My take on the genesis of TMD is not confined to the joint but rather tracks back to large dietary changes that induce HOX genes (HOXa/3 primarily). These genes exclude normal neural crest cells which direct naso-maxillary growth essentially leading to smaller Naso-maxillae. This leads to more tongue-in-pharynx time and intermittent hypoxia which then recruits peptides that 'switch on' the inflammatory cascade as shown in Gozals study of 3-year-olds exhaled breath (CRP TNF etc parallel adults with cardiovascular disease also bloods show early endothelial damage and thickening of intima with an infestation of cholesterol. This is half the explanation of why TMD presents in so many different formats. The other is the entrapped mandible takes the condyle towards the back wall of the fossae and compresses the vascular bed = high volumes of nociception which can overwhelm the CNS. When this is appreciated treatment changes often to a far more targetted modality, rather than just making the joint happy.

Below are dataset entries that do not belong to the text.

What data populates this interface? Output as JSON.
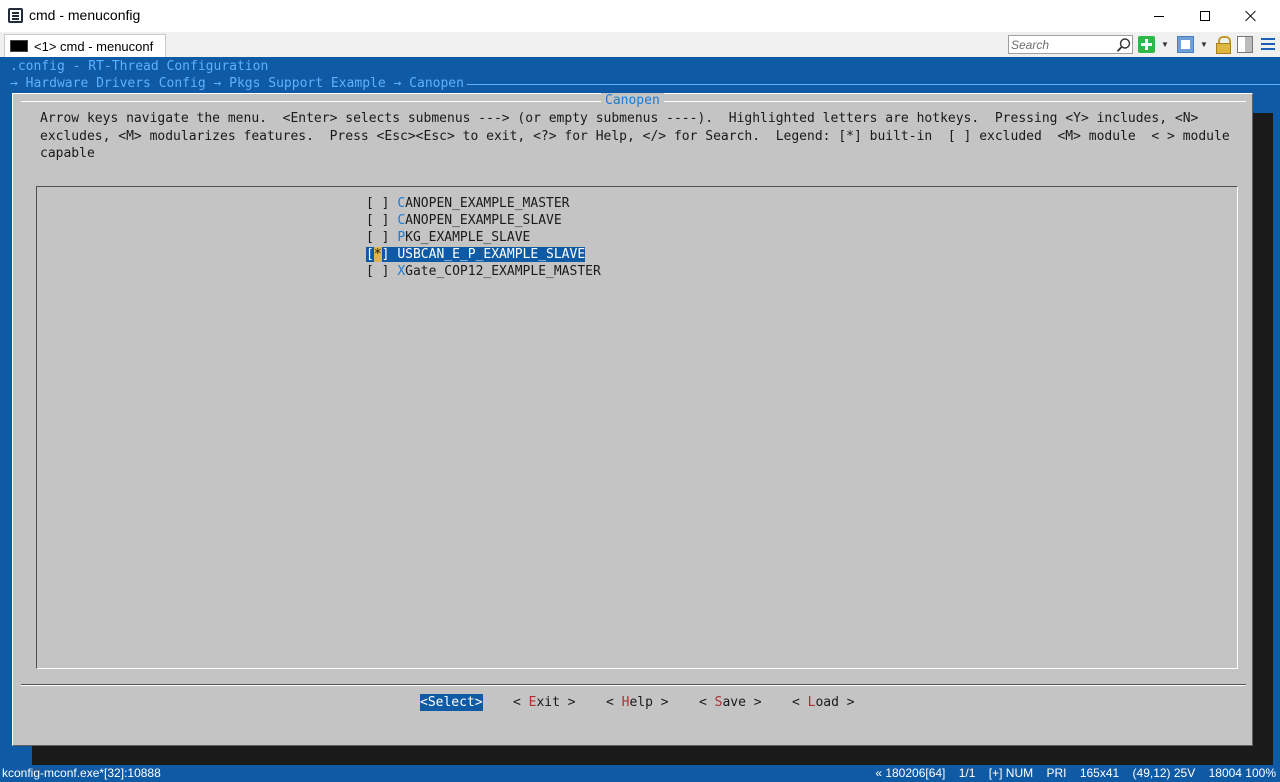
{
  "window": {
    "title": "cmd - menuconfig"
  },
  "tab": {
    "label": "<1> cmd - menuconf"
  },
  "toolbar": {
    "search_placeholder": "Search"
  },
  "console": {
    "line1": ".config - RT-Thread Configuration",
    "line2": "→ Hardware Drivers Config → Pkgs Support Example → Canopen "
  },
  "dialog": {
    "title": "Canopen",
    "help_text": "Arrow keys navigate the menu.  <Enter> selects submenus ---> (or empty submenus ----).  Highlighted letters are hotkeys.  Pressing <Y> includes, <N>\nexcludes, <M> modularizes features.  Press <Esc><Esc> to exit, <?> for Help, </> for Search.  Legend: [*] built-in  [ ] excluded  <M> module  < > module\ncapable",
    "items": [
      {
        "check": "[ ]",
        "hotkey": "C",
        "rest": "ANOPEN_EXAMPLE_MASTER",
        "selected": false
      },
      {
        "check": "[ ]",
        "hotkey": "C",
        "rest": "ANOPEN_EXAMPLE_SLAVE",
        "selected": false
      },
      {
        "check": "[ ]",
        "hotkey": "P",
        "rest": "KG_EXAMPLE_SLAVE",
        "selected": false
      },
      {
        "check_open": "[",
        "check_mark": "*",
        "check_close": "]",
        "label": "USBCAN_E_P_EXAMPLE_SLAVE",
        "selected": true
      },
      {
        "check": "[ ]",
        "hotkey": "X",
        "rest": "Gate_COP12_EXAMPLE_MASTER",
        "selected": false
      }
    ],
    "buttons": {
      "select": "<Select>",
      "exit_open": "< ",
      "exit_hotkey": "E",
      "exit_rest": "xit >",
      "help_open": "< ",
      "help_hotkey": "H",
      "help_rest": "elp >",
      "save_open": "< ",
      "save_hotkey": "S",
      "save_rest": "ave >",
      "load_open": "< ",
      "load_hotkey": "L",
      "load_rest": "oad >"
    }
  },
  "statusbar": {
    "left": "kconfig-mconf.exe*[32]:10888",
    "info": "« 180206[64]",
    "page": "1/1",
    "mode": "[+] NUM",
    "pri": "PRI",
    "size": "165x41",
    "cursor": "(49,12) 25V",
    "pid_zoom": "18004 100%"
  },
  "colors": {
    "console_bg": "#0f5aa5",
    "dialog_bg": "#c4c4c4",
    "hotkey": "#1a7bd6",
    "button_hotkey": "#b03030"
  }
}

What percentage of TMD cases you see have signs of OSA.SDB? The answers to this may give an insight into how to best train dentists and other health professionals. A recent patient to our clinic was prescribed 5 different anti-hypertensives which do interfere with each other and compound their side effects and it appears nobody has asked her if she has OSA or any of the typical signs... She has perio, high abfraction levels and many comorbid conditions.